I like the widget that creates a clickable word-cloud using my tags. Good stuff.

I need to mess with themes and colors more, but I feel like that’s not incredibly productive, and like I could end up sucked down into that vortex. Perhaps not the best way to spend my time. Happier with my main domain than the subdomain, so maybe I just need to stick with simpler/straightforward. I did try a few background photos, but they didn’t do well–you couldn’t see any of the interesting elements, and so what was there just seemed useless. I’ll work on that, because it would make what I think are fairly wide borders somewhat more interesting.

Also, I think since you have to set up a subdomain to run a different web app, those are more like outbuildings (garage, garden shed, wood shop, chicken coop, etc) than rooms in the main house.

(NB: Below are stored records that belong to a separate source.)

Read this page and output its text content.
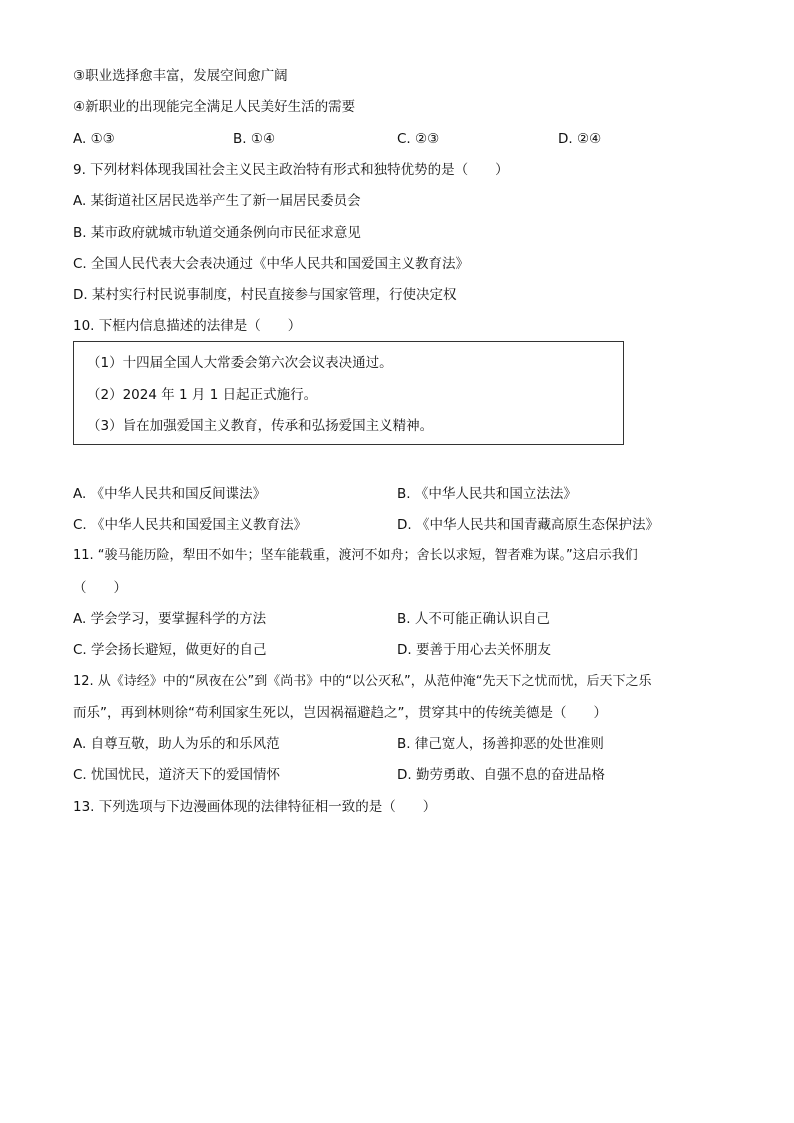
③职业选择愈丰富，发展空间愈广阔
④新职业的出现能完全满足人民美好生活的需要
A. ①③	B. ①④	C. ②③	D. ②④
9. 下列材料体现我国社会主义民主政治特有形式和独特优势的是（　　）
A. 某街道社区居民选举产生了新一届居民委员会
B. 某市政府就城市轨道交通条例向市民征求意见
C. 全国人民代表大会表决通过《中华人民共和国爱国主义教育法》
D. 某村实行村民说事制度，村民直接参与国家管理，行使决定权
10. 下框内信息描述的法律是（　　）
（1）十四届全国人大常委会第六次会议表决通过。
（2）2024 年 1 月 1 日起正式施行。
（3）旨在加强爱国主义教育，传承和弘扬爱国主义精神。
A. 《中华人民共和国反间谍法》	B. 《中华人民共和国立法法》
C. 《中华人民共和国爱国主义教育法》	D. 《中华人民共和国青藏高原生态保护法》
11. “骏马能历险，犁田不如牛；坚车能载重，渡河不如舟；舍长以求短，智者难为谋。”这启示我们
（　　）
A. 学会学习，要掌握科学的方法	B. 人不可能正确认识自己
C. 学会扬长避短，做更好的自己	D. 要善于用心去关怀朋友
12. 从《诗经》中的“夙夜在公”到《尚书》中的“以公灭私”，从范仲淹“先天下之忧而忧，后天下之乐
而乐”，再到林则徐“苟利国家生死以，岂因祸福避趋之”，贯穿其中的传统美德是（　　）
A. 自尊互敬，助人为乐的和乐风范	B. 律己宽人，扬善抑恶的处世准则
C. 忧国忧民，道济天下的爱国情怀	D. 勤劳勇敢、自强不息的奋进品格
13. 下列选项与下边漫画体现的法律特征相一致的是（　　）
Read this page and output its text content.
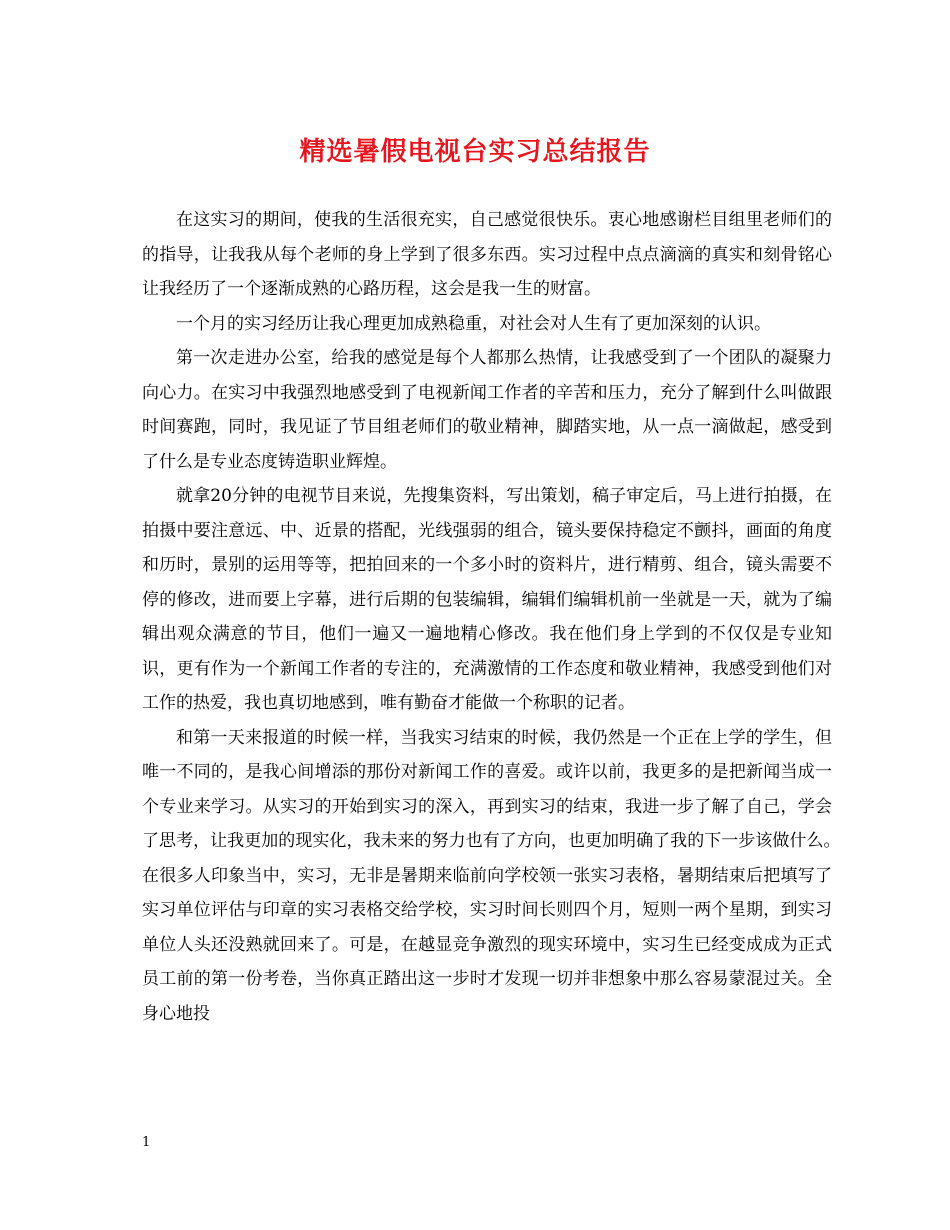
精选暑假电视台实习总结报告

在这实习的期间，使我的生活很充实，自己感觉很快乐。衷心地感谢栏目组里老师们的的指导，让我我从每个老师的身上学到了很多东西。实习过程中点点滴滴的真实和刻骨铭心让我经历了一个逐渐成熟的心路历程，这会是我一生的财富。

一个月的实习经历让我心理更加成熟稳重，对社会对人生有了更加深刻的认识。

第一次走进办公室，给我的感觉是每个人都那么热情，让我感受到了一个团队的凝聚力向心力。在实习中我强烈地感受到了电视新闻工作者的辛苦和压力，充分了解到什么叫做跟时间赛跑，同时，我见证了节目组老师们的敬业精神，脚踏实地，从一点一滴做起，感受到了什么是专业态度铸造职业辉煌。

就拿20分钟的电视节目来说，先搜集资料，写出策划，稿子审定后，马上进行拍摄，在拍摄中要注意远、中、近景的搭配，光线强弱的组合，镜头要保持稳定不颤抖，画面的角度和历时，景别的运用等等，把拍回来的一个多小时的资料片，进行精剪、组合，镜头需要不停的修改，进而要上字幕，进行后期的包装编辑，编辑们编辑机前一坐就是一天，就为了编辑出观众满意的节目，他们一遍又一遍地精心修改。我在他们身上学到的不仅仅是专业知识，更有作为一个新闻工作者的专注的，充满激情的工作态度和敬业精神，我感受到他们对工作的热爱，我也真切地感到，唯有勤奋才能做一个称职的记者。

和第一天来报道的时候一样，当我实习结束的时候，我仍然是一个正在上学的学生，但唯一不同的，是我心间增添的那份对新闻工作的喜爱。或许以前，我更多的是把新闻当成一个专业来学习。从实习的开始到实习的深入，再到实习的结束，我进一步了解了自己，学会了思考，让我更加的现实化，我未来的努力也有了方向，也更加明确了我的下一步该做什么。　在很多人印象当中，实习，无非是暑期来临前向学校领一张实习表格，暑期结束后把填写了实习单位评估与印章的实习表格交给学校，实习时间长则四个月，短则一两个星期，到实习单位人头还没熟就回来了。可是，在越显竞争激烈的现实环境中，实习生已经变成成为正式员工前的第一份考卷，当你真正踏出这一步时才发现一切并非想象中那么容易蒙混过关。全身心地投

1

Reading the Campbell piece made me wonder about introducing a Technology-Intensive course designation that would fit alongside UMW’s Writing-Intensive and Speaking-Intensive designations/requirements. I know we have the new Digital Studies minor, but that is an opt-in program, whereas a TI designation might be a way of broadening our definition of the types of skills liberal arts majors WILL (rather than COULD) develop at Mary Washington. Maybe that goes along with the long-term goals of giving incoming freshmen web space, and has already been discussed, but it popped into my head, and a cursory Google search reveals that there are a few colleges out there with TI courses.

Prompt: Chambers talks several times about becoming acquainted with the Terms of Service (TOS) of the online tools we use. Look up the TOS for one or two services you regularly use Facebook, Twitter, Google TOS, LinkedIn. Could you understand them? Where they what you expected, and, if not, why? What surprised you most about what you read? If you read more than one, how do they compare?

Responding to this as requested would actually require me to go look at the TOS of these services, which sounds awful. However, my cynical self suspects that such is deliberate on the part of those who write them: make them so awful, tedious, and opaque to your average user, who’s in a hurry to set up their account, access content, whatever, that they will do everything they can not to read the TOS, and you can then include whatever you want. I tend to just assume that if I were to read and understand these things, I’d know that I’m not protected, and nothing I do is sacred or unwatched in some way; as a result, I share as little real information with these sites/services as I can, and if I can’t avoid sharing information, I sometimes decline to go ahead with accessing whatever service it is. I do try to pay attention to discussions and articles in other news sources that report on changes to, for instance, FB’s TOS (which seem constant, and really, again, who wants to go read through the whole thing again and try to figure out what has changed, and whether it has gotten better or worse?), and respond accordingly. What I try NOT to do is take too seriously the rants and posts in people’s FB news feeds supposedly telling me what has happened with the latest changes, and how to undo them.

I know this response isn’t quite what this prompt is intended to produce, but I also think it’s not an atypical response, which in itself is worth bringing up and discussing.